1952 book by Jon Cleary

The Sundowners is a 1952 novel by Australian writer Jon Cleary.

==Plot==
The story is set in the Australian Outback during the 1920s and deals with one year in the life of the Carmody family. Paddy Carmody, Australian-born son of Irish migrants, is an itinerant worker, travelling the country with his wife Ida and son Sean in a horse-drawn wagon. Whilst Ida longs to settle in a place of their own, Paddy is unwilling to abandon his way of life and continues to pick up work where he can. He takes cattle-droving jobs and also sheep-shearing – which he doesn't like, but pays well.

At one point, he joins a shearing team with Sean as tarboy and Ida as the shearers' cook.

They meet various colourful outback characters, ranging from prosperous graziers to drunks, including Rupert Venneker, a well-educated Englishman in self-imposed exile.

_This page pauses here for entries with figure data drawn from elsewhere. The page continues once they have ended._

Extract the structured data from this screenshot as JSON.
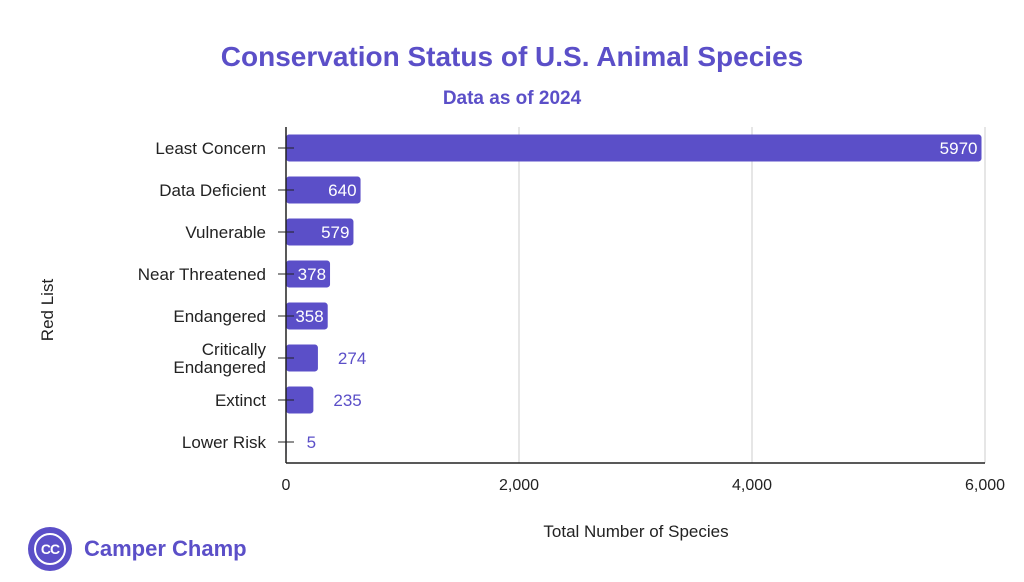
{
  "colors": {
    "bar": "#5b4fc8",
    "title": "#5b4fc8",
    "axis": "#222222",
    "grid": "#cccccc",
    "label_in": "#ffffff",
    "label_out": "#5b4fc8"
  },
  "brand": {
    "logo_text": "Camper Champ",
    "logo_icon": "cc-circle-icon",
    "logo_mark": "CC"
  },
  "chart_data": {
    "type": "bar",
    "orientation": "horizontal",
    "title": "Conservation Status of U.S. Animal Species",
    "subtitle": "Data as of 2024",
    "xlabel": "Total Number of Species",
    "ylabel": "Red List",
    "xlim": [
      0,
      6000
    ],
    "xticks": [
      0,
      2000,
      4000,
      6000
    ],
    "xtick_labels": [
      "0",
      "2,000",
      "4,000",
      "6,000"
    ],
    "grid": true,
    "categories": [
      [
        "Least Concern"
      ],
      [
        "Data Deficient"
      ],
      [
        "Vulnerable"
      ],
      [
        "Near Threatened"
      ],
      [
        "Endangered"
      ],
      [
        "Critically",
        "Endangered"
      ],
      [
        "Extinct"
      ],
      [
        "Lower Risk"
      ]
    ],
    "values": [
      5970,
      640,
      579,
      378,
      358,
      274,
      235,
      5
    ],
    "data_labels": [
      "5970",
      "640",
      "579",
      "378",
      "358",
      "274",
      "235",
      "5"
    ],
    "label_inside": [
      true,
      true,
      true,
      true,
      true,
      false,
      false,
      false
    ]
  }
}
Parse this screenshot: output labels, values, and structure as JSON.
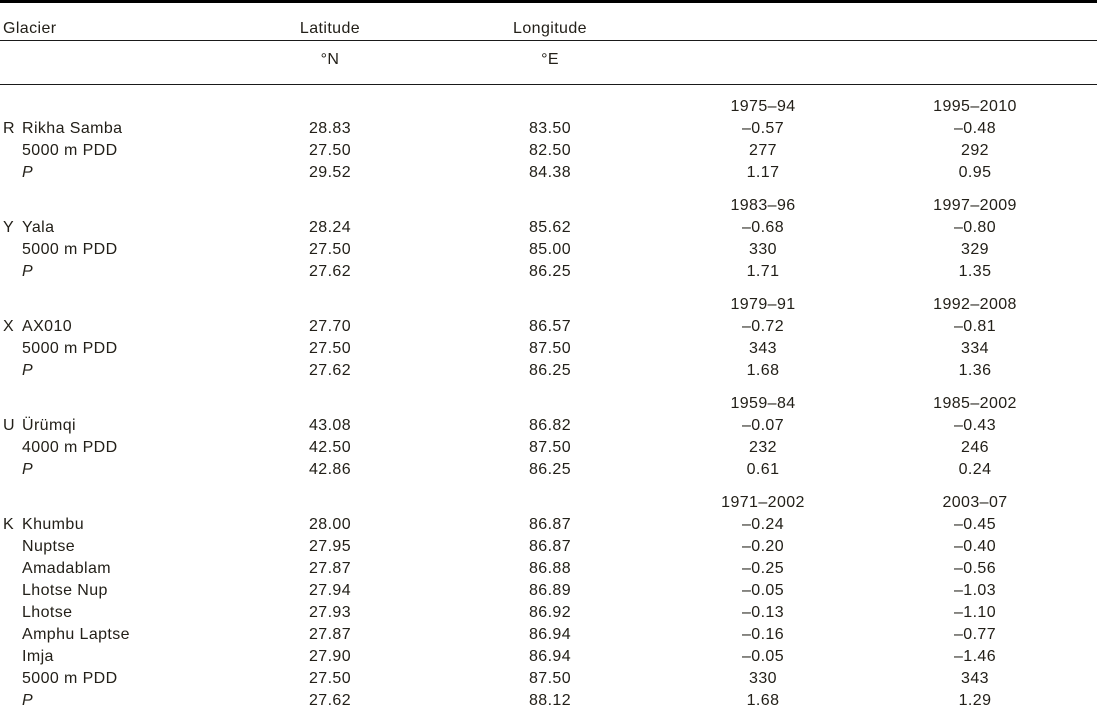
{
  "page": {
    "background_color": "#ffffff",
    "text_color": "#232019",
    "rule_color": "#000000"
  },
  "table": {
    "headers": {
      "glacier": "Glacier",
      "latitude": "Latitude",
      "latitude_unit": "°N",
      "longitude": "Longitude",
      "longitude_unit": "°E"
    },
    "groups": [
      {
        "periods": [
          "1975–94",
          "1995–2010"
        ],
        "rows": [
          {
            "key": "R",
            "name": "Rikha Samba",
            "lat": "28.83",
            "lon": "83.50",
            "p1": "–0.57",
            "p2": "–0.48"
          },
          {
            "key": "",
            "name": "5000 m PDD",
            "lat": "27.50",
            "lon": "82.50",
            "p1": "277",
            "p2": "292"
          },
          {
            "key": "",
            "name": "P",
            "lat": "29.52",
            "lon": "84.38",
            "p1": "1.17",
            "p2": "0.95"
          }
        ]
      },
      {
        "periods": [
          "1983–96",
          "1997–2009"
        ],
        "rows": [
          {
            "key": "Y",
            "name": "Yala",
            "lat": "28.24",
            "lon": "85.62",
            "p1": "–0.68",
            "p2": "–0.80"
          },
          {
            "key": "",
            "name": "5000 m PDD",
            "lat": "27.50",
            "lon": "85.00",
            "p1": "330",
            "p2": "329"
          },
          {
            "key": "",
            "name": "P",
            "lat": "27.62",
            "lon": "86.25",
            "p1": "1.71",
            "p2": "1.35"
          }
        ]
      },
      {
        "periods": [
          "1979–91",
          "1992–2008"
        ],
        "rows": [
          {
            "key": "X",
            "name": "AX010",
            "lat": "27.70",
            "lon": "86.57",
            "p1": "–0.72",
            "p2": "–0.81"
          },
          {
            "key": "",
            "name": "5000 m PDD",
            "lat": "27.50",
            "lon": "87.50",
            "p1": "343",
            "p2": "334"
          },
          {
            "key": "",
            "name": "P",
            "lat": "27.62",
            "lon": "86.25",
            "p1": "1.68",
            "p2": "1.36"
          }
        ]
      },
      {
        "periods": [
          "1959–84",
          "1985–2002"
        ],
        "rows": [
          {
            "key": "U",
            "name": "Ürümqi",
            "lat": "43.08",
            "lon": "86.82",
            "p1": "–0.07",
            "p2": "–0.43"
          },
          {
            "key": "",
            "name": "4000 m PDD",
            "lat": "42.50",
            "lon": "87.50",
            "p1": "232",
            "p2": "246"
          },
          {
            "key": "",
            "name": "P",
            "lat": "42.86",
            "lon": "86.25",
            "p1": "0.61",
            "p2": "0.24"
          }
        ]
      },
      {
        "periods": [
          "1971–2002",
          "2003–07"
        ],
        "rows": [
          {
            "key": "K",
            "name": "Khumbu",
            "lat": "28.00",
            "lon": "86.87",
            "p1": "–0.24",
            "p2": "–0.45"
          },
          {
            "key": "",
            "name": "Nuptse",
            "lat": "27.95",
            "lon": "86.87",
            "p1": "–0.20",
            "p2": "–0.40"
          },
          {
            "key": "",
            "name": "Amadablam",
            "lat": "27.87",
            "lon": "86.88",
            "p1": "–0.25",
            "p2": "–0.56"
          },
          {
            "key": "",
            "name": "Lhotse Nup",
            "lat": "27.94",
            "lon": "86.89",
            "p1": "–0.05",
            "p2": "–1.03"
          },
          {
            "key": "",
            "name": "Lhotse",
            "lat": "27.93",
            "lon": "86.92",
            "p1": "–0.13",
            "p2": "–1.10"
          },
          {
            "key": "",
            "name": "Amphu Laptse",
            "lat": "27.87",
            "lon": "86.94",
            "p1": "–0.16",
            "p2": "–0.77"
          },
          {
            "key": "",
            "name": "Imja",
            "lat": "27.90",
            "lon": "86.94",
            "p1": "–0.05",
            "p2": "–1.46"
          },
          {
            "key": "",
            "name": "5000 m PDD",
            "lat": "27.50",
            "lon": "87.50",
            "p1": "330",
            "p2": "343"
          },
          {
            "key": "",
            "name": "P",
            "lat": "27.62",
            "lon": "88.12",
            "p1": "1.68",
            "p2": "1.29"
          }
        ]
      }
    ]
  }
}
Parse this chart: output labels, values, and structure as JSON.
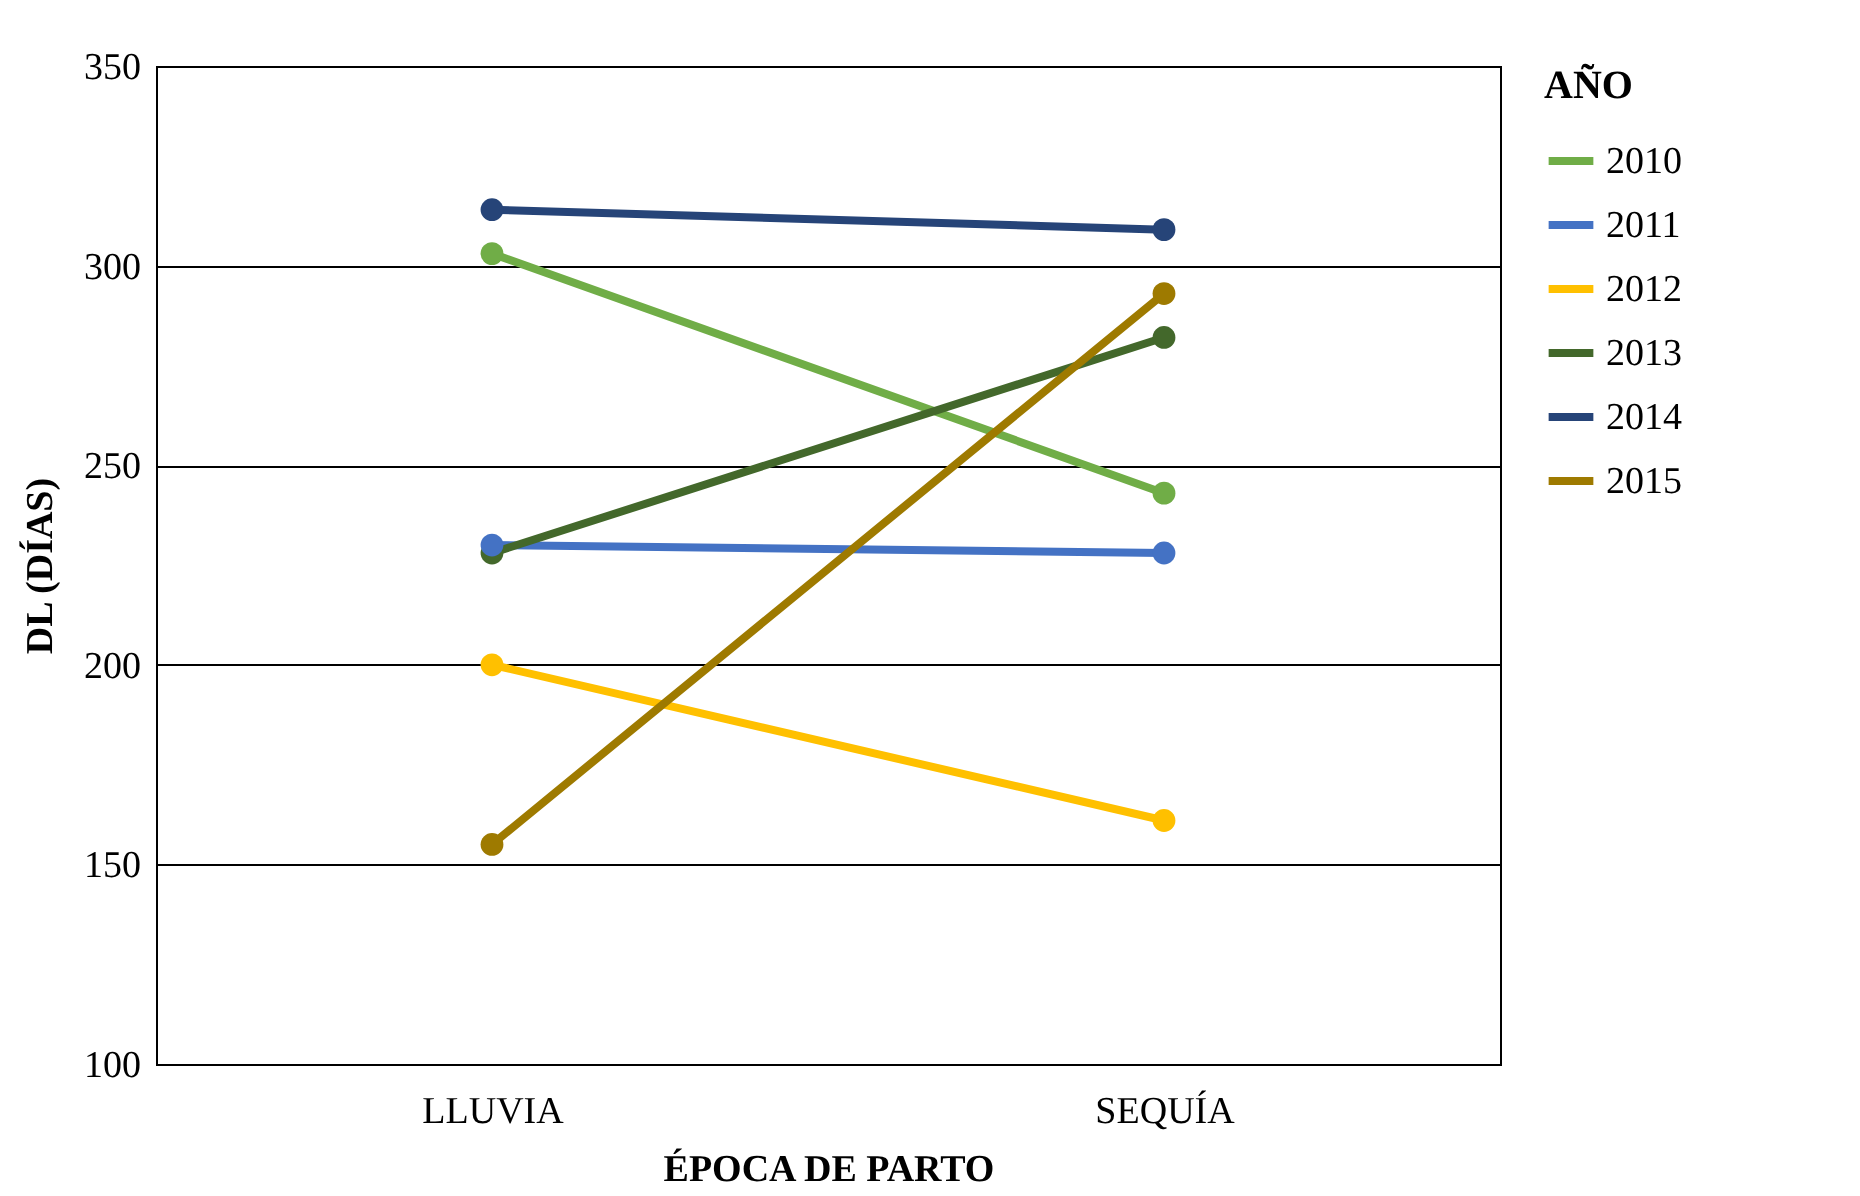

Along the way Sean develops from boy into young man, Venneker marries and settles in a small town, and the Carmodys continue on their way.

==Background==
The book was based on stories Cleary had been told by his father, who ran away to Queensland when he was a teenager. Additional research was provided by C. E. W. Bean's On the Wool Track. Cleary wrote the novel in long-hand during the evenings after work while he was living in New York working as a journalist, with the manuscript typed out by his wife Joy.

==Adaptations==
The novel was a great success, eventually selling over three million copies, and was well reviewed overseas. It was his second book to be published in the USA.

It was adapted for Australian radio in 1953 (with Rod Taylor playing Paddy), and film rights were purchased by the American producer Joseph Kaufman, then in Australia to make Long John Silver (1954). Kaufman commissioned a script from Australian author Kay Keavney. No movie resulted, but the rights then transferred to Fred Zinneman who directed a film version in 1960. Stills from this film were used in a 1961 adaptation for the TV series Telestory, where the novel was read by actor Leonard Teale.

The character of Sean Carmody later appeared in Cleary's novel The City of Fading Light.